I received a pre-release copy of Tom Davenport’s new book Analytics at Work: Smarter Decisions, Better Results
. The book is a follow-on to Competing on Analytics (reviewed here) and is a shorter, pithier book than its predecessor. Once again Tom collaborates with Jeanne Harris and this time Robert Morison of the Concours group. Where the previous book focused on so-called analytic competitors, this is about “analytics for the rest of us”. It is a very readable book with some good practical advice that does not require the remaking of your company in a new image. It is also a quick read, it is only 180 pages or so, which should help get more people to read it.
And I hope people do read it. As Tom says “The unexamined decision isn’t worth making” and too many companies and organizations are making unexamined decisions, failing to apply data they have about what works and what does not, making the same mistakes over and making dumb decisions. Like Tom I think it is time for this to stop and this book will tell you how.
In the initial chapter, the book outlines the difference between areas with a history of analytic decision making and those where it is new – performance metrics may be progress in the latter but something like customer segmentation and treatment requires more advanced analytics to score and segment them. It’s important to remember this, to find the right degree of analytic sophistication to make a difference. The book’s focus is broad, covering how analytics can address key questions of information and insight in each of the past, present, future – reporting, alerts and forecasting give information in the past, present and future while modeling, recommendations and predictions/optimization do the same for insight.

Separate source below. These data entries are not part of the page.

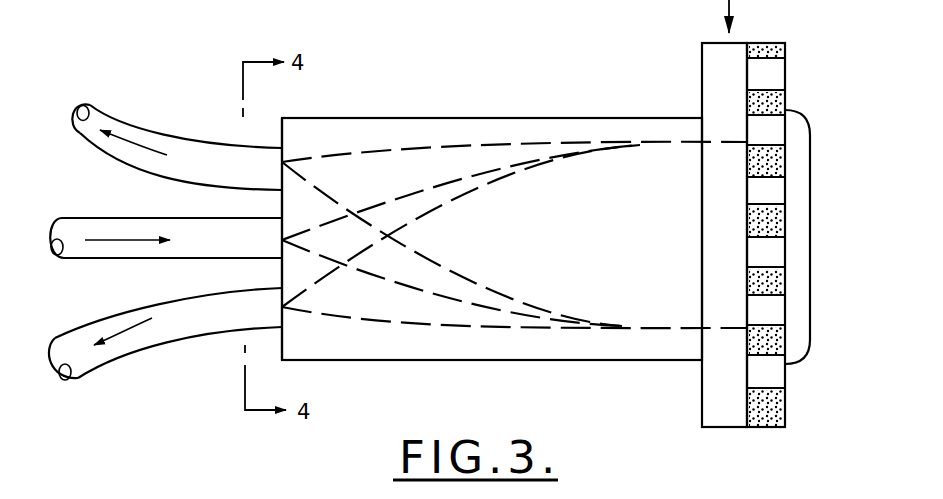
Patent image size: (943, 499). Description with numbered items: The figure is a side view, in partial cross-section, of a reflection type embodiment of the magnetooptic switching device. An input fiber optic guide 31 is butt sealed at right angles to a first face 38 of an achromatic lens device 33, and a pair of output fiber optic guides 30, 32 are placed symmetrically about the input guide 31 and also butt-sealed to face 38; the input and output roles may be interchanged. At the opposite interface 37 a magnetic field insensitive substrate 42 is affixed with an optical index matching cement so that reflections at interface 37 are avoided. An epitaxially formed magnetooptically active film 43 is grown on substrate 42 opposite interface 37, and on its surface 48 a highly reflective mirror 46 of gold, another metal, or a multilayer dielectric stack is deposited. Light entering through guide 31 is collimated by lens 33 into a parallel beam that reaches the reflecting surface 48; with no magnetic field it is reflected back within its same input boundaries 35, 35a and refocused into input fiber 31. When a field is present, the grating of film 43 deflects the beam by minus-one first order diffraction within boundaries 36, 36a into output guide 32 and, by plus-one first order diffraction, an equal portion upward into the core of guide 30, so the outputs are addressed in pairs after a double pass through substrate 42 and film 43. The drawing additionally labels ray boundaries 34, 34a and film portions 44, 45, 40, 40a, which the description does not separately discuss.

The output fiber optic guide 30 is at (148, 132).
The input fiber optic guide 31 is at (114, 217).
The output fiber optic guide 32 is at (113, 308).
The lens device 33 is at (531, 117).
The light path from fiber 30 34 is at (338, 153).
The light path from fiber 30 (reflected) 34a is at (324, 199).
The input boundary 35 is at (513, 167).
The input boundary 35a is at (481, 299).
The beam boundary 36 is at (328, 272).
The beam boundary 36a is at (385, 323).
The interface 37 is at (700, 75).
The first face 38 is at (281, 137).
The transparent window region 40 is at (776, 131).
The transparent window region 40a is at (776, 309).
The magnetic field insensitive substrate 42 is at (712, 43).
The magnetooptically active film 43 is at (766, 428).
The opaque segment 44 is at (776, 101).
The transparent segment 45 is at (776, 193).
The highly reflective mirror 46 is at (803, 233).
The reflecting surface 48 is at (780, 405).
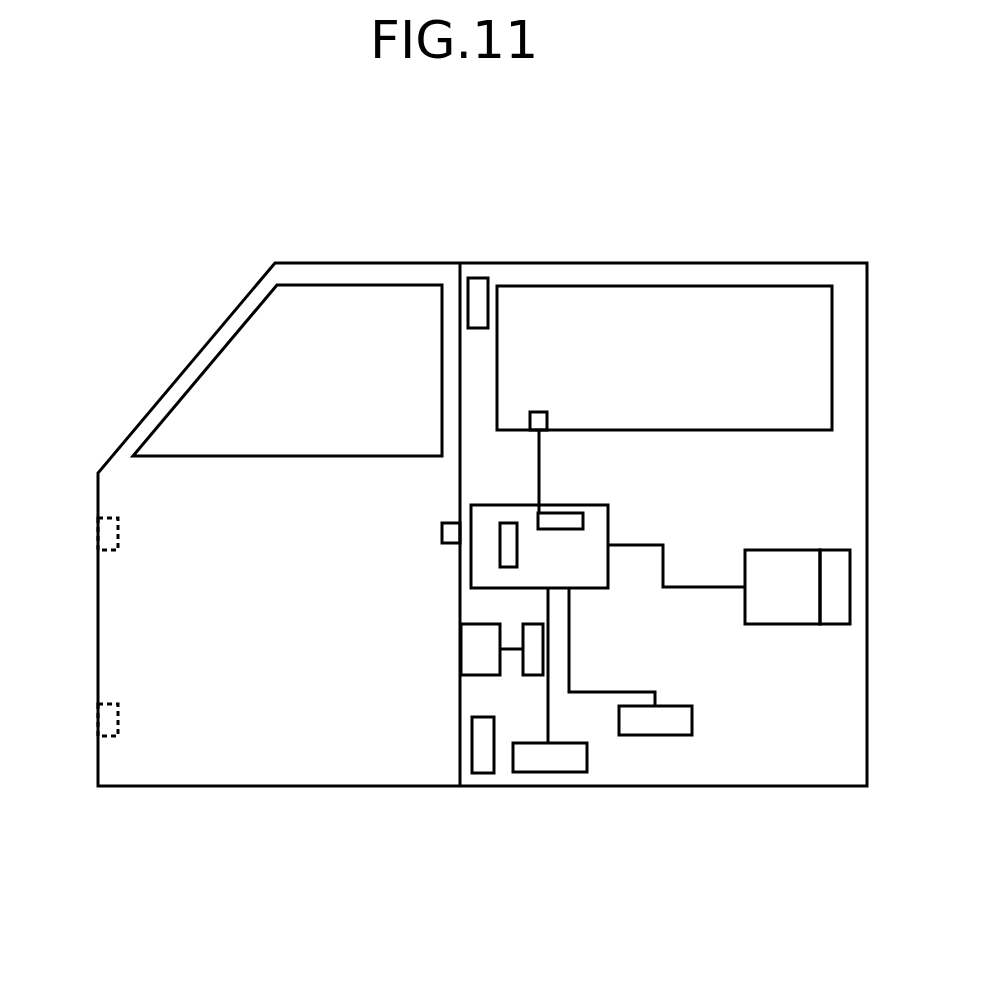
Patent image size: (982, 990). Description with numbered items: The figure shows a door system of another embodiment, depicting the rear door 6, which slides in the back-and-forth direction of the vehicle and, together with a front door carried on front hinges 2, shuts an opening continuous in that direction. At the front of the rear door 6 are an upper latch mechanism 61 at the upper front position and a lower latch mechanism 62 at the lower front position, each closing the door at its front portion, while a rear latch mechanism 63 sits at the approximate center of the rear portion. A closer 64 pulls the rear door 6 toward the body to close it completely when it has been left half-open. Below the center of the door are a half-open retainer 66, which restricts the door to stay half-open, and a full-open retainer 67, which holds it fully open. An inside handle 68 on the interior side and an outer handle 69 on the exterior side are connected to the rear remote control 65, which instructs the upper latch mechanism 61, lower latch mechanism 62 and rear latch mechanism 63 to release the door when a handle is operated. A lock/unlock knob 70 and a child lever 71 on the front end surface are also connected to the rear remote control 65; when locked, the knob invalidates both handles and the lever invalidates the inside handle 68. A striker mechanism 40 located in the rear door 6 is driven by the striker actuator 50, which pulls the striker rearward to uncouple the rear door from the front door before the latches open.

For me the most useful part of the book is part one – a set of chapters describing The Analytic DELTA – Data, Enterprise, Leadership, Targets and Analysts – what Tom regards as the 5 critical elements of successful analytic adoption:
- D – accessible, high quality data
I particularly like the focus on uniqueness as a criteria and on using the business need (decision) to drive quality and integration needs – being with the decision in mind. Focusing BI/analytics people on the quality of decisions they enable not on the data they manage like Humana’s “advocate of all matters quantitative” who relentlessly improves “corporate decision making efforts”. - E – enterprise orientation
The point here is not to focus on fractured analytic projects but on coherent ones across the enterprise. Enterprise-serving projects not self-serving ones. The authors make the great point that getting value from your enterprise applications means anticipating how to use the information they provide to improve performance. - L – analytical leadership
An organization’s leaders must care about analytical decision making, especially where it is multiplicative and delivers leverage (in highly repeatable operational decisions, for instance, where the improvement in decisions is multiplied across all your transactions). - T – strategic targets
A crucial element, that of focusing on using analytics to develop distinctive capabilities. This chapter has a great list of processes that lend themselves to analytics because they are data rich, asset or labor intensive, dependent on speed or consistency and more. The focus on decisions that are complex or ca be optimized, where consistency is required and those done poorly today is spot on. The “ladder of analytic applications” is a great tool for seeing how to develop from simple to more complex analytic solutions working from getting your data in order to segmentation and differentiation, becoming predictive, institutionalizing and finally optimizing. Interestingly this sequence matches exactly the pattern I have seen in research I have been doing for IBM on analytic journeys. - A – analysts
A nice chapter with good thoughts on how to manage analysts as a strategic resource.
Part two addresses how to stay analytical through embedding analytics in business processes, building an analytic culture, reviewing your business comprehensively and embarking on an analytical journey towards “more analytical decisions and better results”. I really like the focus on embedding analytics in business processes – this is a topic close to my heart – and like the authors agree that the use of analytics is especially valuable in workhorse or operational processes. The authors do a nice job of explaining why organizations need to adopt a test and learn mindset, to be always unsatisfied and mindful of change and to focus on an “industrial” analytic process.
While Tom and I disagree over the extent to which analytics can be used to drive fully or mostly automated decisions, we are in synch on his definition of nirvana – an organization that knows its decision points, relies on analytics, integrates them into its operations and monitors performance to close the loop. And one that MAKES DECISIONS AND TAKES ACTIONS using analytics – one that realizes it is not enough to just analyze its data.
The authors end by pointing out that becoming analytic is not a one-time activity but must be ongoing – it is a journey which organizations must begin, where they must build momentum and where they must go from thinking of analytics to thinking about decisions and decision making, from analytic management to decision management.
It’s a great book and you should buy it.